もちろん、鉄道運輸事業においても劇的な改革は行われ続けてきた。JR九州と競合するのは、自家用車であり高速バスである。利便性と価格の点で決して鉄道に利があるとはいえない。JR九州初代社長に就任した石井幸孝は、そんな状況を打破するため、「攻めの経営」に徹し、国鉄時代には不在だった「お客さま第一」「地域密着」を掲げた。
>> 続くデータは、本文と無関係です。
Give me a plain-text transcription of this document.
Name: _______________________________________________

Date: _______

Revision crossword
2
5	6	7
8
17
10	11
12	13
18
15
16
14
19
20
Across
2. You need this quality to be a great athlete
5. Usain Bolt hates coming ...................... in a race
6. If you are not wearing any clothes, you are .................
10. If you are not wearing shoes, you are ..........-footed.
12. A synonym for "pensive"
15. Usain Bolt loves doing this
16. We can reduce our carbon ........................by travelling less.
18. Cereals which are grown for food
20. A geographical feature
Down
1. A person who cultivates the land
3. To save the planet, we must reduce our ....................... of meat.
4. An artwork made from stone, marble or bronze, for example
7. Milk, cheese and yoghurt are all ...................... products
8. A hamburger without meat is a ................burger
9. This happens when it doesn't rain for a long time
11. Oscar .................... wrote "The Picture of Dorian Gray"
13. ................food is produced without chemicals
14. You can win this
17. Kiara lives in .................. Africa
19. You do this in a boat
「攻め」が端的に表れたのは、列車デザインである。石井は、JR九州発足とほぼ同時に、水戸岡鋭治という外部の無名デザイナーを登用する。石井からの命題は、「もはや我々には失うものは何もない。とにかく乗客の感性に訴える思い切ったデザインを」というものだった。


A列車で行こう(熊本~三角)
2011年10月運行開始。三角港から船で天草へ渡る旅程を想定した観光路線。バーカウンターが設置され、ハイボールが楽しめる。JR九州の客室乗務員は、サービスの質の高さに定評があり、進んで記念撮影の声がけなどをする。顧客目線を追求し、「JR九州のファンをつくる」のだ。

92年、そうしたJR九州の思いがひとつの形となって世に生まれ落ちる。博多~西鹿児島(現・鹿児島中央)間を走る787系新型特急「つばめ」である。約85億円を投じてつくられたこの列車は、それまでのローカル線に蔓延していた「汚い、臭い、美しくない」を払拭した画期的な列車として、世間をあっと言わせた。すぐれた鉄道デザインに与えられる国際的な賞「ブルネル賞」をはじめ、内外の批評家からも高い評価を受けた。

この列車での成功を機に、JR九州は、「はやとの風」「いさぶろう・しんぺい」「海幸山幸(うみさちやまさち)」など水戸岡デザインによる斬新な新型車両を次々と投入していく。単なる通勤通学列車ではなく、「観光列車」として位置づけられた列車群だった。

たとえば、11年10月に走り始めた「A列車で行こう」は、熊本~三角(みすみ)間を結ぶ9つ目となる観光列車で、列車内には天草をテーマにしたシックなバーを設えた。

「地域が持っている特性に物語を見出し、列車へとつなげていく」と唐池が言うように、車内のそこここに天草の歴史や文化がデザインされている。